Sharp Park Update, Bill Fields' Images

With the Presidents Cup past I finally got to savor Bill Fields' gallery of black and white images from a recent visit to the embattled Alister MacKenzie public course outside San Francisco. It's well worth a look and a reminder of just the kind of place golf needs more of, and yet, the effort to save the place has not been joined by any of the game's national organizations.

I also forgot that the Save Sharp Park folks got their day in court with the Wild Equity zealots on November 18. Fields filed this update on what went on.

"Sharp Park is the latest Flanders field between the stereotypes of rich, white, middle-aged golfers and the ponytailed, sandals-and-socks set."

A nice twist in the Sharp Park saga: two San Mateo County supervisors penned an op-ed for the SF Examiner advocating saving Alister MacKenzie's embattled public course and say the county would be happy to take on the burden of operating a potentially fantastic, profitable and environmentally important public course. Go figure!

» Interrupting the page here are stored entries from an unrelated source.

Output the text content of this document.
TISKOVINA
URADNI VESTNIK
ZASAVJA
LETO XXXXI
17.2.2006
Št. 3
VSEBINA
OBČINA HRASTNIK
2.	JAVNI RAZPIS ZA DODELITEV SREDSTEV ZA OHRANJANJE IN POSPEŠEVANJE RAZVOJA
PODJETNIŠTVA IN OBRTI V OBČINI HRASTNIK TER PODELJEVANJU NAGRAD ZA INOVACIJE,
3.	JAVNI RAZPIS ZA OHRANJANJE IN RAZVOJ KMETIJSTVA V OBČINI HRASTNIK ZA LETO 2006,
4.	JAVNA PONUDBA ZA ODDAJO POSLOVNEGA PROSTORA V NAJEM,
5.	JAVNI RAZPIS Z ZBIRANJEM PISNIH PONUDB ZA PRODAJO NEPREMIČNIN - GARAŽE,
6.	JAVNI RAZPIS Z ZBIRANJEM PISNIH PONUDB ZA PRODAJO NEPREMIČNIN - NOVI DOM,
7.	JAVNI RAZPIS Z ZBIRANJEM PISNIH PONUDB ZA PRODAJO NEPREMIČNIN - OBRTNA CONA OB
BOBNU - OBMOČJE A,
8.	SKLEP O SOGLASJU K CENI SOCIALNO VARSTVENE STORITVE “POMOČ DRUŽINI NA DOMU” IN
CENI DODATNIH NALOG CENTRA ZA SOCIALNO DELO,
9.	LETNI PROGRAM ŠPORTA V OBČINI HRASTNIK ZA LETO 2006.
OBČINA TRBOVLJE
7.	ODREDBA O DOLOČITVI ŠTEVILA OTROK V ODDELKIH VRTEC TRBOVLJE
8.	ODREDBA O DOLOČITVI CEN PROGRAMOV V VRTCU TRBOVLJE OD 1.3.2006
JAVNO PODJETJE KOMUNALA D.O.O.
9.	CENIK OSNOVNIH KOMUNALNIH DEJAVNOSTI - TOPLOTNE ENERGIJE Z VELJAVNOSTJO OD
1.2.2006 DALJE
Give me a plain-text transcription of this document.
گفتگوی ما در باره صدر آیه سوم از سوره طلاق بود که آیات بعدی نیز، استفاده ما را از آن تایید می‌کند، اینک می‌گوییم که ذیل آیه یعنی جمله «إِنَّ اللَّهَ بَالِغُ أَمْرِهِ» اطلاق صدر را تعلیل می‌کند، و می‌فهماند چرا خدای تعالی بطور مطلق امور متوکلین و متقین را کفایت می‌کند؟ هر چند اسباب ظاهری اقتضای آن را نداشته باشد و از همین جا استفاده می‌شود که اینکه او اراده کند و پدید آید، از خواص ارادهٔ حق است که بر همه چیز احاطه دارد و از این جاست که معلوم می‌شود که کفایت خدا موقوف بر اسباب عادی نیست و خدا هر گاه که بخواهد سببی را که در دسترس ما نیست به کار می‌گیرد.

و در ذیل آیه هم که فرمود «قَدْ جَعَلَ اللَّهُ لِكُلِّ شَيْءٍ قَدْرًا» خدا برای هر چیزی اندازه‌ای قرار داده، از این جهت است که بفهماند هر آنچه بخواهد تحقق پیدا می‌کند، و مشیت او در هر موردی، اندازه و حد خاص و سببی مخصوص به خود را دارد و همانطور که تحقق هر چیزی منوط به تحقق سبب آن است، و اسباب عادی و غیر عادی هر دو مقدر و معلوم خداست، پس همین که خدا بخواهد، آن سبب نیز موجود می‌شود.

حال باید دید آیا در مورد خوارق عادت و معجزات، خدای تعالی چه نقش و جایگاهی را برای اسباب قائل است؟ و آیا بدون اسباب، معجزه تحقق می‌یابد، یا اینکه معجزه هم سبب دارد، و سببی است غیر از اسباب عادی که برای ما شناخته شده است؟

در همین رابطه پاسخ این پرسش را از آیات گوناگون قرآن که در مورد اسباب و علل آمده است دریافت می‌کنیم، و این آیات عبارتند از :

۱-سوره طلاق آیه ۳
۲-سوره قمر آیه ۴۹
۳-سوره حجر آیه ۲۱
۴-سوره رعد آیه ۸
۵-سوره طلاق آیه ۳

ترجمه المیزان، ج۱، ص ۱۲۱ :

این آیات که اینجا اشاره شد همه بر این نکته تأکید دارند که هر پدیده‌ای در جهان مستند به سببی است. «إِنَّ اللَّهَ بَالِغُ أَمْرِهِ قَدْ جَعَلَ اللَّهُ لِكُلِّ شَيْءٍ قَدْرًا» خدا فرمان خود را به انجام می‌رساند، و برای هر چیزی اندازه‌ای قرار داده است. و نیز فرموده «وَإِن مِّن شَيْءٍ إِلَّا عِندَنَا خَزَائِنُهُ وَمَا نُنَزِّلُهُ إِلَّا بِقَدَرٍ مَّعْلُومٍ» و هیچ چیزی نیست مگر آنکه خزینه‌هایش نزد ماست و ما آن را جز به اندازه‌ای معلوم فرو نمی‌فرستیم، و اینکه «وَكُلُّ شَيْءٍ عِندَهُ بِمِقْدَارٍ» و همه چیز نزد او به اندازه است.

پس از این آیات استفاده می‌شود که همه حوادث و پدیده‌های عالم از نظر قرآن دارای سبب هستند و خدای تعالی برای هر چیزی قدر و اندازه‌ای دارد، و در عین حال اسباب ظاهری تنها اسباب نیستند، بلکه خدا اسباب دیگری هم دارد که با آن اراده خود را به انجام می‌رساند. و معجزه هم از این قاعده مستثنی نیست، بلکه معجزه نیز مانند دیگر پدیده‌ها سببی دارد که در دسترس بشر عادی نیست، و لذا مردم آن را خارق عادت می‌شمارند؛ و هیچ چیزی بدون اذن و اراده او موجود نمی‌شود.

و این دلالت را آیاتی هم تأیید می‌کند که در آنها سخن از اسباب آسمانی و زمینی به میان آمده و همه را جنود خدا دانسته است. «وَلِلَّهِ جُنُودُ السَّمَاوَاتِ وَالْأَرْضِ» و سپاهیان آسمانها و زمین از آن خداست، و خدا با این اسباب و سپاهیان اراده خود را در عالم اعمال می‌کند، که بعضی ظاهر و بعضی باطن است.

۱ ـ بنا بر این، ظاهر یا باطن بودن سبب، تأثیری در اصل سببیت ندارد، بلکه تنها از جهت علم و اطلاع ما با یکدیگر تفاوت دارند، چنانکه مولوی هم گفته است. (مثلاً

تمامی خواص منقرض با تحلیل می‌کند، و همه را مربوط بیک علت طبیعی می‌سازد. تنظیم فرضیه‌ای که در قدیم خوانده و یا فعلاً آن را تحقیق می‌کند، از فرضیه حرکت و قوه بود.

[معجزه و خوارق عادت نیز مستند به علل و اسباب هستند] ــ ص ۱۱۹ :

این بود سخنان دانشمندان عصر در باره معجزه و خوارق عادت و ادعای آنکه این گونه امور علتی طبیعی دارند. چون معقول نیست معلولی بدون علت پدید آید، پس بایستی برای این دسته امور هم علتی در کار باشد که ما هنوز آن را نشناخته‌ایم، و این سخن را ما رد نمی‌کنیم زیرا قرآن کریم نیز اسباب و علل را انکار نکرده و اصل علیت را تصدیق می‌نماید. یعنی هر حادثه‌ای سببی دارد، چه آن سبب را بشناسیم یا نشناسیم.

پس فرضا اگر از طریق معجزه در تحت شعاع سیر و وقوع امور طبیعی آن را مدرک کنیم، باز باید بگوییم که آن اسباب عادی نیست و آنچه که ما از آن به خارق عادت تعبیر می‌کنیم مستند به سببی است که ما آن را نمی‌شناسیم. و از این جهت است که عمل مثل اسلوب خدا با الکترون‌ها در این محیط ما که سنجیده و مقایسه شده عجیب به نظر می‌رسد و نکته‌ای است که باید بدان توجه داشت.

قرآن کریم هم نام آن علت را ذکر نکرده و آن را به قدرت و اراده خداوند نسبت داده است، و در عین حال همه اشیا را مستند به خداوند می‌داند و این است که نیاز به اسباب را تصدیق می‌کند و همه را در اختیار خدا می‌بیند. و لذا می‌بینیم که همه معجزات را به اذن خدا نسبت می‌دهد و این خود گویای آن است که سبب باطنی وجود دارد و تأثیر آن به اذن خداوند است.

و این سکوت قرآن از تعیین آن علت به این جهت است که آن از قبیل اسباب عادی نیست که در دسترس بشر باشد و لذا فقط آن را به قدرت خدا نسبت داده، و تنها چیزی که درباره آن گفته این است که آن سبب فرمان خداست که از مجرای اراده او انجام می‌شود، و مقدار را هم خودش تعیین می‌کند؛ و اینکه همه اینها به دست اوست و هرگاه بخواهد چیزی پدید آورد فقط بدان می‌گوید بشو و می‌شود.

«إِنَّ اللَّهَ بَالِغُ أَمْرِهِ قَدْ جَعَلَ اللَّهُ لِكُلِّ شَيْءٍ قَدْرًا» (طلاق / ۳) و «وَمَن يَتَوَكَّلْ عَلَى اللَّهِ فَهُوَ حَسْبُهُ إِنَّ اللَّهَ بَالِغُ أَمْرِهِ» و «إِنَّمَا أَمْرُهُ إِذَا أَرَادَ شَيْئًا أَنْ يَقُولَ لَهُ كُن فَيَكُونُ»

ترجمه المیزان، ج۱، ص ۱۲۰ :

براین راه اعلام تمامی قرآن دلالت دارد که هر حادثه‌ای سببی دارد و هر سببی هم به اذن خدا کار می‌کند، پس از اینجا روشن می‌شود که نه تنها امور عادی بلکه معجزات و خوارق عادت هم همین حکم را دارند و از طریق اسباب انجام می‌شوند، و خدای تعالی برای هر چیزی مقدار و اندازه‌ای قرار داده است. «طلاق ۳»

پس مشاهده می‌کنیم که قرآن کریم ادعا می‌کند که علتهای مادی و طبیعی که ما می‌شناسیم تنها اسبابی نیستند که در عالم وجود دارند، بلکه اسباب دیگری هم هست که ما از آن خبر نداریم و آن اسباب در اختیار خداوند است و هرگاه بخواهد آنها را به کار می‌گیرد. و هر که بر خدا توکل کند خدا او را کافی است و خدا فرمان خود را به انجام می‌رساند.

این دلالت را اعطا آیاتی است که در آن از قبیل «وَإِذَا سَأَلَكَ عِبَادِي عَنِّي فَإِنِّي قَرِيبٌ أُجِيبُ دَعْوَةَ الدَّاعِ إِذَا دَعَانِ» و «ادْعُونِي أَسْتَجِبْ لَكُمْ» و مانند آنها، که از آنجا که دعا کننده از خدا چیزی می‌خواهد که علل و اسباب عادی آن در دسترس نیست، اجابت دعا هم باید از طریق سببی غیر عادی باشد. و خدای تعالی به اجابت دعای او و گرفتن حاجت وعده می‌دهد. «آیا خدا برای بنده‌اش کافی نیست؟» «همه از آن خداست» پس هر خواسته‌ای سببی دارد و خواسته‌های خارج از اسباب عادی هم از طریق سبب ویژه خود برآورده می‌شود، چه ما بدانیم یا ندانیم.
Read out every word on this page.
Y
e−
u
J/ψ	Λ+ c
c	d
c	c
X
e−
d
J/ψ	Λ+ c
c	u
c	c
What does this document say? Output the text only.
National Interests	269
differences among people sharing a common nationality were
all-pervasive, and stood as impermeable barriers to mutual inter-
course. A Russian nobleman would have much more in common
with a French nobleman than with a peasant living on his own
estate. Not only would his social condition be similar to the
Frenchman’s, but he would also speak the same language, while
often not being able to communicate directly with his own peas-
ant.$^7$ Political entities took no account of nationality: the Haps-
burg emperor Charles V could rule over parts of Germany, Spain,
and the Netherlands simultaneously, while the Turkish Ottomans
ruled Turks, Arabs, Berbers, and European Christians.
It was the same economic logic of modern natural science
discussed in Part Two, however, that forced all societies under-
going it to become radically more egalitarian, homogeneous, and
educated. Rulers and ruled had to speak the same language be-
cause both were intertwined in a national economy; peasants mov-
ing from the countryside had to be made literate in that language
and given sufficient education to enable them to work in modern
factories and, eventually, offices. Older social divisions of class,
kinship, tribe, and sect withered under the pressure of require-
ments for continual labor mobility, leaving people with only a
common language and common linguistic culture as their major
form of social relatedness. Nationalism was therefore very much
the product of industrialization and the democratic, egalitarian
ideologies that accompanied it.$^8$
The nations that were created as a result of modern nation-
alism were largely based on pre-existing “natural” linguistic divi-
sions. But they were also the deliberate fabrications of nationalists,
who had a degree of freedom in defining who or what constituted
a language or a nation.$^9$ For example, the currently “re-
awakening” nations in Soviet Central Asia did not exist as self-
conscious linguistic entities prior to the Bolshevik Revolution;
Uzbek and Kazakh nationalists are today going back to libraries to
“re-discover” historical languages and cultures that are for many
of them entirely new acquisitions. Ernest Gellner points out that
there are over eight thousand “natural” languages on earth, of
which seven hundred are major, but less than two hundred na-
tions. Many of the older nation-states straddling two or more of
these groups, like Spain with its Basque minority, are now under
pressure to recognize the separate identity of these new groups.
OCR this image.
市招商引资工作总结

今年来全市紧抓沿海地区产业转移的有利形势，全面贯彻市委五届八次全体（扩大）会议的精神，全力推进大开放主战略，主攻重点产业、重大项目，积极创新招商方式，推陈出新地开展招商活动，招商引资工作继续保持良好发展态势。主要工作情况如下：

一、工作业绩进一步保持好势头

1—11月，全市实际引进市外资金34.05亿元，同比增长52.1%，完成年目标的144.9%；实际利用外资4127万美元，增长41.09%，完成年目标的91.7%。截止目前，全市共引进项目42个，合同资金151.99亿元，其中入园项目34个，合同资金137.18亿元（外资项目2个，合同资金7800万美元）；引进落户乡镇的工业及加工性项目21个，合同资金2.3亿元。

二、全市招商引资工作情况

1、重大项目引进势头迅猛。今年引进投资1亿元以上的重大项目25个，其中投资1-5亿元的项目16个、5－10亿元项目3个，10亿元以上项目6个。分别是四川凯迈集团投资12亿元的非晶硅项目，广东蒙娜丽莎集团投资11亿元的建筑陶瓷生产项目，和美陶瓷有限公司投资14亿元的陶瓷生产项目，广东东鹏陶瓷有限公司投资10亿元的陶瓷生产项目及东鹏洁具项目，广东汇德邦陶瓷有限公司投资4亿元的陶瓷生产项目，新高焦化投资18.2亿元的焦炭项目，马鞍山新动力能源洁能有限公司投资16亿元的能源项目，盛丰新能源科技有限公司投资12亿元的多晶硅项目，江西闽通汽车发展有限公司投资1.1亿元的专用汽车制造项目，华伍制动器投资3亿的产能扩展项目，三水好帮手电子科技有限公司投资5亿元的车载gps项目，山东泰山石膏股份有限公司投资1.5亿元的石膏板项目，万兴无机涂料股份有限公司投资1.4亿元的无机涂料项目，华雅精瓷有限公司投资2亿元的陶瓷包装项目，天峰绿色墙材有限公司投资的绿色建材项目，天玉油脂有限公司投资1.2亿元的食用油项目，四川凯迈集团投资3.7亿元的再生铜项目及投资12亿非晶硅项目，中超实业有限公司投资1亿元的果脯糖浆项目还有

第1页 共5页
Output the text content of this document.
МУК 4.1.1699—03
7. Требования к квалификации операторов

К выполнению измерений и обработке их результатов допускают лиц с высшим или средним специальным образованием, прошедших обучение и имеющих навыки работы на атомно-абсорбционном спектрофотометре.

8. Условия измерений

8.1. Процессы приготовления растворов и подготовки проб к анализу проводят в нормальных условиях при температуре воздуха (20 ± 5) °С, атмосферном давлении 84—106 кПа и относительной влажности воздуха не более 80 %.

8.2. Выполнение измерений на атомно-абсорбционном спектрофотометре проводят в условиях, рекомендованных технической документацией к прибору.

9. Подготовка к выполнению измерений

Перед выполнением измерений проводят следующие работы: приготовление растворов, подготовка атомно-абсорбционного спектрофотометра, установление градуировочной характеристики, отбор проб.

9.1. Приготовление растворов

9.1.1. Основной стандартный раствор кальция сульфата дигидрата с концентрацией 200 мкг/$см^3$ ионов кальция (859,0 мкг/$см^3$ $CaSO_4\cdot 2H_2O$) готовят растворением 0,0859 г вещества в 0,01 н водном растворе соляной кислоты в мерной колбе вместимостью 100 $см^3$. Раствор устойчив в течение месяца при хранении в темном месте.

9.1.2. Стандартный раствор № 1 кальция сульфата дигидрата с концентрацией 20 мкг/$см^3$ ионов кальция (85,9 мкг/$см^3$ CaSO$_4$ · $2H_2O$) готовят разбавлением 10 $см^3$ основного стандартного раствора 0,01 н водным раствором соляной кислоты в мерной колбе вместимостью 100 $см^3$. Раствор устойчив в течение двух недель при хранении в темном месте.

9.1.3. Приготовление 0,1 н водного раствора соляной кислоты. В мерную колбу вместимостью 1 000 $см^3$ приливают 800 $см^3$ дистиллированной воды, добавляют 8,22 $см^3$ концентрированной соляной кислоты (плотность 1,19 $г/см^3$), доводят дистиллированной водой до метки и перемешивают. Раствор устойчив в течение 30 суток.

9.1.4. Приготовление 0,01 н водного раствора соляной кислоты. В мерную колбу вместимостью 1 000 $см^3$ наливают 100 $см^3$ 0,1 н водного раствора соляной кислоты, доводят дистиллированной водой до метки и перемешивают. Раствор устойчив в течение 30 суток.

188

Carole Groom and Adrienne J. Tissier write:

However, Sharp Park does not have to become the philosophical moonscape of trench warfare, where slogans and sound bites obfuscate reasoning. Sharp Park can be a place where golfers from all socioeconomic strata successfully co-exist with sensitive coastal species.

Actually, San Mateo County and Pacifica already have the framework of a plan to do exactly that. The golf course can be reconfigured to support the endangered snakes and threatened frogs, while recapturing some of MacKenzie’s original layouts. Additionally, San Mateo County has already identified private sources willing to underwrite most — if not all — of this proposed peaceful co-existence.

Sharp Park Survives First Major Hurdle

Thanks to reader Dean for Rachel Gordon's SF Insider blog entry on the SF Park and Recreation report release (Friday-at-6:30 pm!!) recommending the salvation of Sharp Park as an 18-hole course, with some pricey design changes to accommodate the endangered species.

The entire report can be read here.

"Is our world-class city so inept we can't figure out how to protect endangered species at a golf course without having to either give away the land or eliminate golf there?"

Nancy Wuerfel, "a fiscal analyst by profession," is on San Francisco's Park, Recreation and Open Space Advisory Committee. And yes, its acronym is PROSAC. Anyway, nice to see another common sense op-ed piece on the Sharp Park situation as major decisions are about to be made.

This was the most refreshing point, something I touched in my Golf World story and something that the extremists have been fudging the truth about for some time:

Claims that city golf courses lose money are just not true. I analyzed the financial information for the first six years of the city's Golf Fund. The Recreation and Park Department's accounting practices have created the appearance that Sharp Park golf course is losing money when it is not. These findings were submitted to the Recreation and Park Commission and the Recreation and Park Department.